最初は意識してないとすぐに消えてしまったが、何も考えずにボッーと海を見ながら魔法球を発動するコツが分かってきて次にレイラが戻ってくるまでは消さずにいられた。
レイラが3回目の狩りに戻ってくると、疲れたのか俺の横に座り海を眺め始めた。今回の夜の狩りだけでも合計で16匹狩ってきてくれたので凄く助かった。
「おかえり、もう今日は夜の狩りはおしまい?」
「うん、もう疲れたかたおしまいよ」
その後、特に喋ることはせず、ある程度の時間が経ちレイラが舟を漕ぎ始めたかた、適当に必要そうな荷物を置いていた場所からレイラにマント兼毛布を持ち込んで、俺の膝を枕代わりにさせて眠らせた。

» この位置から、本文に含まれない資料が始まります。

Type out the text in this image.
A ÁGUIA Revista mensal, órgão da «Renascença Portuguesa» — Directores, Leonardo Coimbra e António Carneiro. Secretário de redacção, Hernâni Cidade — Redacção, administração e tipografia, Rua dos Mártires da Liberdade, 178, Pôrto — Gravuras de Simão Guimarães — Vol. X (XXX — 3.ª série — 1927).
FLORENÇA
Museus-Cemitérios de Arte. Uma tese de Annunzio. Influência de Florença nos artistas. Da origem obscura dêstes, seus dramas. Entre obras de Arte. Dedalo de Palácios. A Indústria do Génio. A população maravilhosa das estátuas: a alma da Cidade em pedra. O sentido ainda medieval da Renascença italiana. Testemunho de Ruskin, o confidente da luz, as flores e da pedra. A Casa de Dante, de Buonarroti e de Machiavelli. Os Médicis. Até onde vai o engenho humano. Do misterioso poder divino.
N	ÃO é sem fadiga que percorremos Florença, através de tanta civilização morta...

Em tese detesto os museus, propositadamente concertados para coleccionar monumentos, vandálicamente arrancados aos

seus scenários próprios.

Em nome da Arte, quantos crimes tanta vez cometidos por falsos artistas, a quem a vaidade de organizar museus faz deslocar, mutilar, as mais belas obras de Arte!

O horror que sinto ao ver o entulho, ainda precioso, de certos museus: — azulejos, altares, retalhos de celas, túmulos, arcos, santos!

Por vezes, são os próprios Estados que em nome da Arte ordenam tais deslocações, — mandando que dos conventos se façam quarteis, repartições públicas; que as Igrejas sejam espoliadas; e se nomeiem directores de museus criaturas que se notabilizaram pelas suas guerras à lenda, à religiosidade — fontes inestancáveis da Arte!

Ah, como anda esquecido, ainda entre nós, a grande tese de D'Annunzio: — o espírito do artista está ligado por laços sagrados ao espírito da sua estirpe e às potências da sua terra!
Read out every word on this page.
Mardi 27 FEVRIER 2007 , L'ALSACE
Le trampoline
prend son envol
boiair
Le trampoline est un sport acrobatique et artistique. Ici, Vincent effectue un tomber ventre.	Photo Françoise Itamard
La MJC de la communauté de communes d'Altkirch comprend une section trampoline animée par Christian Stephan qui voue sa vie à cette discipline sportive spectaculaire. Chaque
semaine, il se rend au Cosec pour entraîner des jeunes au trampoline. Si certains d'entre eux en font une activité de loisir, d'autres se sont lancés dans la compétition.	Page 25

俺も寄りかかりたいのだが、動くことがでないためなんとか無魔法で背中に壁を作ろうとしたのだが、何度も失敗してしまい最終的には3つの球状の無魔法で背もたれを作り、魚がかかるまで目をつむりながら休んだ。
魚がかかると竿に垂れ下がっている木の板が鳴りそれを目安に起きるということを朝日が昇るまでしていた
魚は2匹しか釣れなかったが特に食材に関しては困っていなかったため気にしない。